What the team found was that people who could easily afford to fix their car did well on the other tasks. Those who had financial concerns, though, showed a drop in performance equivalent to a 13-point fall in IQ.
"A person in poverty might be at the high part of the performance curve when it comes to a specific task and, in fact, we show that they do well on the problem at hand," says co-author Eldar Shafir, a professor of psychology and public affairs at Princeton.
"But they don’t have leftover bandwidth to devote to other tasks. The poor are often highly effective at focusing on and dealing with pressing problems. It’s the other tasks where they perform poorly."
In another study, Shafir and his team had students play a game where time was rationed but could be “borrowed”.
"We found that when people were rich, in terms of having plenty of time, they were very judicious and needed it less," says Shafir.
"But when they were time-poor, these sophisticated Princeton students grabbed available loans to try and do well in the game, and ended up making less money than the time-poor students who weren't given the option to borrow."
In this way, poverty can become a self-fulfilling prophecy.
Create space to think in
Again, the problem is mental bandwidth.
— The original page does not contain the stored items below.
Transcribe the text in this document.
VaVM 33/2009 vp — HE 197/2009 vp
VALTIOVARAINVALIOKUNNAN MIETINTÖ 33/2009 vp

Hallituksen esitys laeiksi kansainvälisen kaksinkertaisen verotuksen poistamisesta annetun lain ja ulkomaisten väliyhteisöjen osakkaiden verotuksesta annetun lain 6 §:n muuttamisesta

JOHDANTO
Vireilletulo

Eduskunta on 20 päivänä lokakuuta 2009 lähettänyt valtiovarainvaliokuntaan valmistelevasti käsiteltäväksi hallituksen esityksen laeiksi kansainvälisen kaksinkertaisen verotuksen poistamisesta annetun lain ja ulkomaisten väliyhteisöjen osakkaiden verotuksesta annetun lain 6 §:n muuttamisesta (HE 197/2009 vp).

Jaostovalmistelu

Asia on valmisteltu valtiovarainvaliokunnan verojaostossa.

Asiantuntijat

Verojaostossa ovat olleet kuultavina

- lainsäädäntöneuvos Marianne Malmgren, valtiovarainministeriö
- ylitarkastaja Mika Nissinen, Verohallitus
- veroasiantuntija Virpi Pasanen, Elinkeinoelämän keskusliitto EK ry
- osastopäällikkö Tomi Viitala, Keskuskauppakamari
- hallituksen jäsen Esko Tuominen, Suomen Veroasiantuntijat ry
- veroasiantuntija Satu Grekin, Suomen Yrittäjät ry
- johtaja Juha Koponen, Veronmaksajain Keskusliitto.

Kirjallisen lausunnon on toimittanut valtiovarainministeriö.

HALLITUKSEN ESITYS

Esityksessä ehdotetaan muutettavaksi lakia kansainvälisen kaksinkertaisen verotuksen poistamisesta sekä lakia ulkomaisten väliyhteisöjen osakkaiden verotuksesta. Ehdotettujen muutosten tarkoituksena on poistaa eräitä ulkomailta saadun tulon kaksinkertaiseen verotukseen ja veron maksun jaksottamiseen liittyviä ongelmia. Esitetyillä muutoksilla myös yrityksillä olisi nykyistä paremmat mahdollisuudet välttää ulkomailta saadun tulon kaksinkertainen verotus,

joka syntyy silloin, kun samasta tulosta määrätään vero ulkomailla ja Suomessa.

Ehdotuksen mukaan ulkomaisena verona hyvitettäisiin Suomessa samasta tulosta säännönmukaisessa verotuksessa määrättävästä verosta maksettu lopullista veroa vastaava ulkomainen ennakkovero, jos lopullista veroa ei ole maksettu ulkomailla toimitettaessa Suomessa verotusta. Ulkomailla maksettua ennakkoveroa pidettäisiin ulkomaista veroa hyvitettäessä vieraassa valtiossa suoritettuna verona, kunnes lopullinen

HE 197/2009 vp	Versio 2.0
The answer, psychologists agree, is to try and build in a bit of slack. It may be hard, but creating a financial cushion when times are good will mean that sudden emergencies don't throw you off-beam.
Instead, like the richer shoppers, farmers and students in the experiments described above, you'll be able to focus on all your problems more calmly and make better financial decisions.
It also really helps to cultivate a “glass half full” mindset, and convince yourself that resources aren't actually scarce. That's easier said than done if you really are on the poverty line, but should help you make more measured decisions.
Prioritise the things you really need, and allow yourself to feel secure once you've got them – and as for forking out for super-expensive designer t-shirts: just don't.